December 18, 2018 | Expert Insights

U.S. President Donald Trump has told his Turkish counterpart, Tayyip Erdogan, that Washington is working on extraditing a U.S.-based Muslim cleric accused of orchestrating a failed Turkish coup in 2016.

Background

Muhammed Fethullah Gülen is a Turkish preacher, imam, writer, and political figure. Gülen lives in exile in the United States.

Fethullah Gulen emerged in the 1960s as an Islamic preacher within a constitutionally secular Turkey. His advocates call him a guru of moderate Islam tinged with humanitarianism, delivering his ideology through a network of high-achieving schools in Turkey and about 140 countries.

The Gülen movement (often referred to as Gulenists) has been characterized as a civil society group promoting education, religious tolerance, and building social networks. Having shared a major goal of Turkish President Recep Tayyip Erdoğan of empowering religious individuals in civil life officially disenfranchised under then existing law in secular Turkey, Gulen and his movement was aligned with Erdoğan prior to 2013. The alliance was destroyed after the 2013 corruption investigations in Turkey. Erdoğan accused Gülen of being behind the corruption investigations.

Analysis

Turkey has long sought the extradition of Gulen, who has lived in self-imposed U.S. exile for nearly two decades. A former ally of Erdogan, he is blamed by Turkish authorities for the failed coup when rogue soldiers commandeered tanks and helicopters, attacked parliament and shot unarmed civilians.

Gulen denies any involvement in the failed putsch. Trump said last month he was not considering extraditing the preacher as part of efforts to ease Turkish pressure on Saudi Arabia over the killing of Saudi journalist Jamal Khashoggi in Istanbul.

Erdogan said last week Turkey would start new initiatives abroad to target the financing of Gulen supporters.

“I have recently seen a credible probe by the FBI on how the Gulen organisation avoids taxes,” Cavusoglu told a conference in Doha.

The Federal Bureau of Investigation declined to comment on whether the law enforcement agency was investigating individuals or entities with ties to Gulen for tax evasion.

U.S. Representative Bill Pascrell, a Democrat, said that reports Trump were considering extraditing Gulen show his “affinity for strongmen.” “Mr Gulen does not deserve to be a pawn in Trump’s attempts to cover up the murder of a U.S. resident for the increasingly lawless Saudi royal family,” Pascrell said in a statement.

Mr Cavusoglu said Turkey had also requested the extradition of more than 80 Gulen followers living in the United States. Turkey has repeatedly requested that Mr Gulen is handed over, or that he be prosecuted in the United States. Turkish officials have often complained that the United States government has done little with what Turkey says is 85 boxes of evidence in support of the case against the preacher that it has handed over.

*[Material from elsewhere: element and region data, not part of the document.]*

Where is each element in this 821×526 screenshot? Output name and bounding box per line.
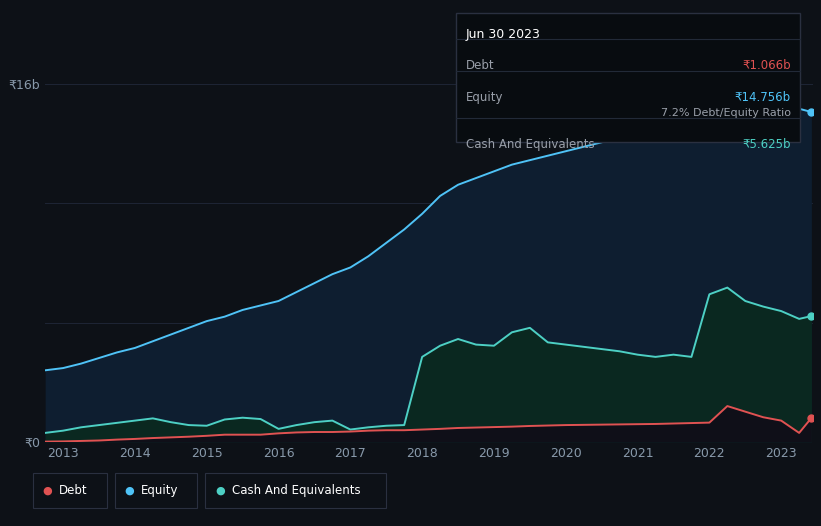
Text: Equity: Equity (141, 484, 179, 497)
Text: 7.2% Debt/Equity Ratio: 7.2% Debt/Equity Ratio (661, 108, 791, 118)
Text: ₹1.066b: ₹1.066b (742, 59, 791, 73)
Text: Debt: Debt (59, 484, 88, 497)
Text: Equity: Equity (466, 91, 503, 104)
Text: Cash And Equivalents: Cash And Equivalents (466, 138, 594, 151)
Text: ●: ● (43, 485, 53, 495)
Text: ●: ● (215, 485, 225, 495)
Text: Debt: Debt (466, 59, 494, 73)
Text: ₹5.625b: ₹5.625b (742, 138, 791, 151)
Text: Jun 30 2023: Jun 30 2023 (466, 28, 540, 41)
Text: ●: ● (125, 485, 135, 495)
Text: Cash And Equivalents: Cash And Equivalents (232, 484, 360, 497)
Text: ₹14.756b: ₹14.756b (735, 91, 791, 104)
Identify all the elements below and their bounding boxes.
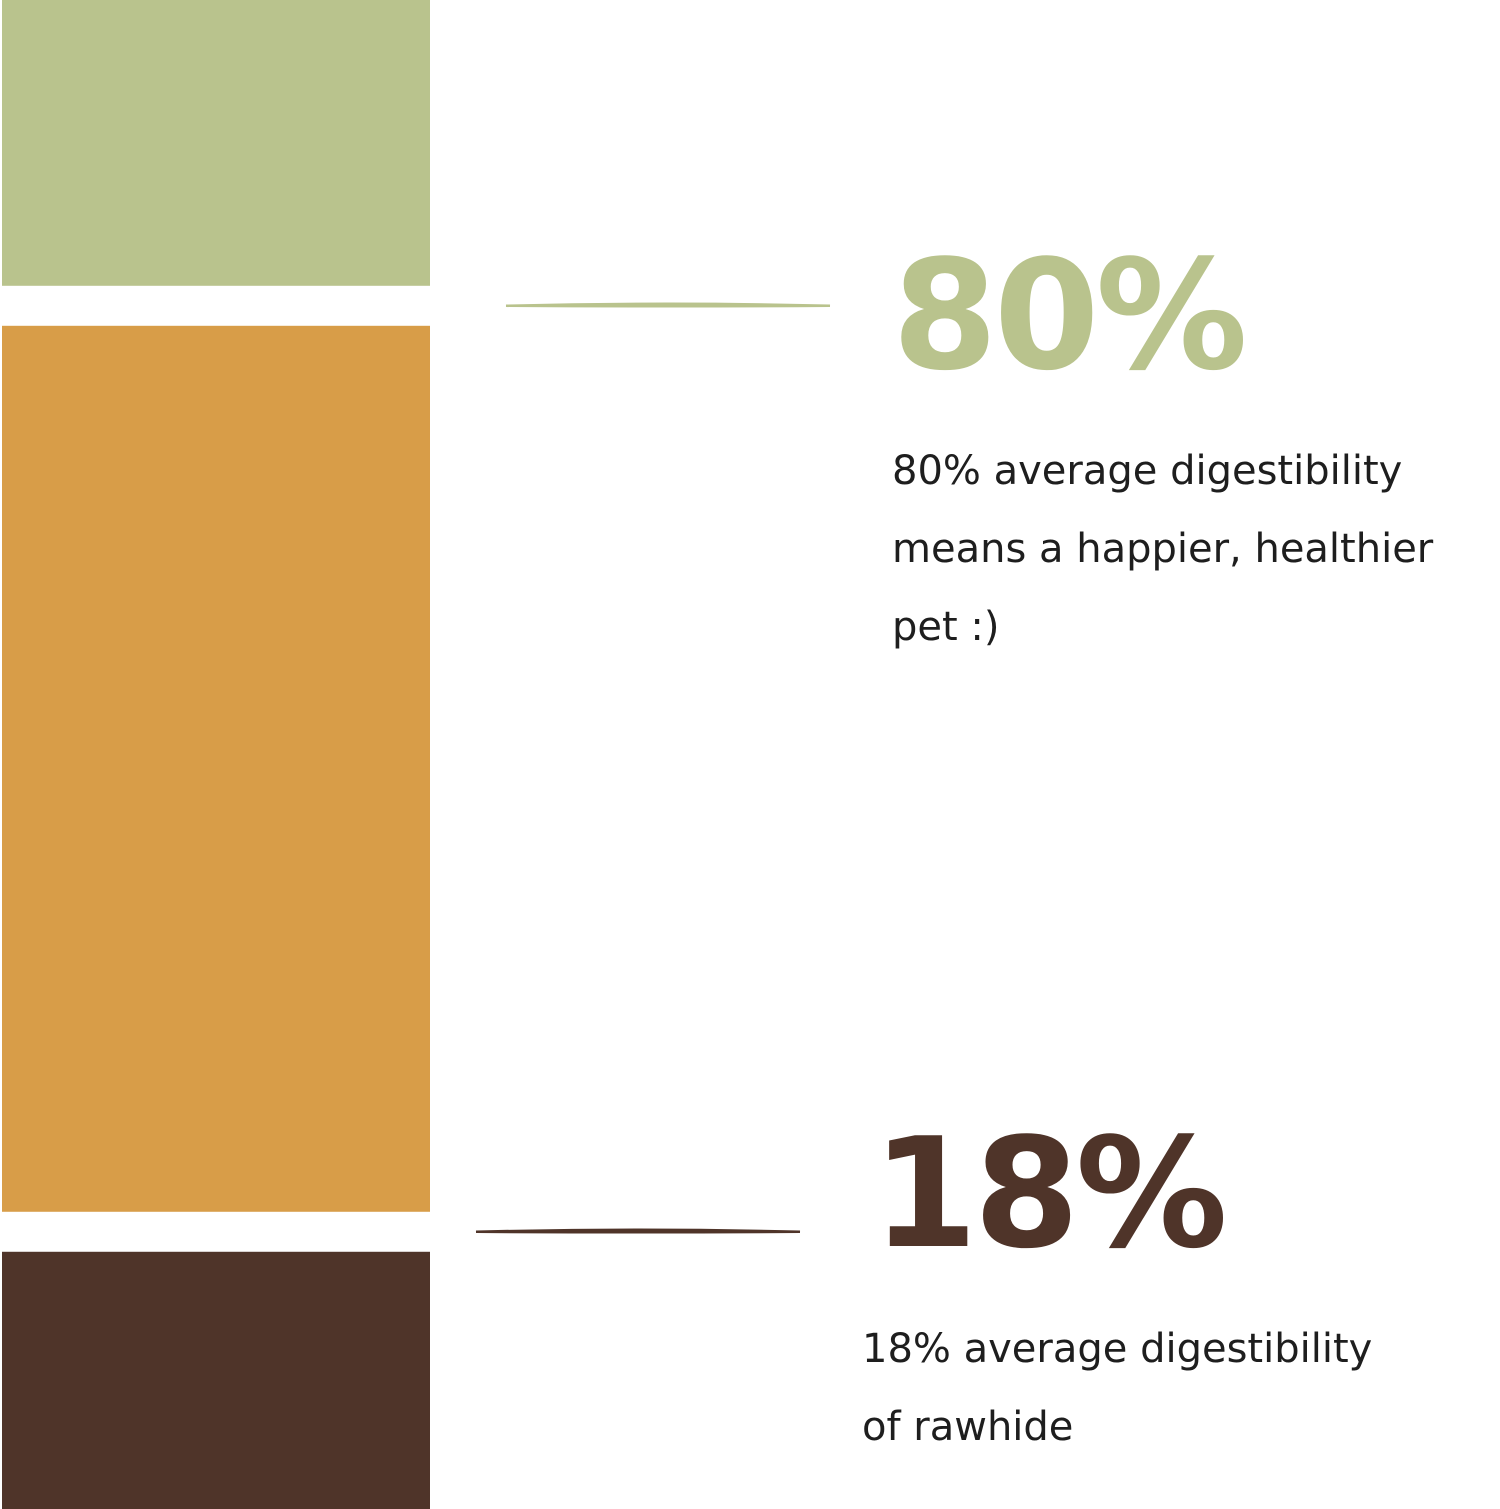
description-line: 18% average digestibility	[862, 1326, 1373, 1372]
connector-line-18	[475, 1228, 801, 1234]
description-line: of rawhide	[862, 1404, 1074, 1450]
description-line: means a happier, healthier	[892, 526, 1434, 572]
bar-segment-2	[2, 325, 430, 1212]
bar-segment-3	[2, 1251, 430, 1509]
description-line: 80% average digestibility	[892, 448, 1403, 494]
stat-value-80: 80%	[892, 227, 1248, 404]
description-line: pet :)	[892, 604, 1000, 650]
stat-description-80: 80% average digestibility means a happie…	[892, 432, 1433, 666]
stat-description-18: 18% average digestibility of rawhide	[862, 1310, 1372, 1466]
stat-value-18: 18%	[872, 1105, 1228, 1282]
bar-segment-1	[2, 0, 430, 286]
connector-line-80	[505, 302, 831, 308]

Mr Gulen has denied playing a role in the coup attempt. United States officials have said in the past that Justice Department agents have devoted hundreds of hours going through the evidence, but that it does not meet the standard to secure Mr Gulen’s extradition in an American court.

Turkey and the United States have also been at loggerheads over the United States relationship with Kurdish forces in Syria. The Turkish government considers the Kurds a threat, and Mr Erdogan threatened this month to mount a new incursion into northern Syria to tackle the threat.

Assessment

Our assessment is that the fact the US is considering the extradition of Gulen is a sign of Washington’s growing insecurity with Turkey. Turkey is grown closer with Russia and is constantly threatening to eliminate the Kurds, which Washington opposes. We believe that the US is trying to retain Turkey as an “all-weather” ally in the Middle East by giving up Gulen.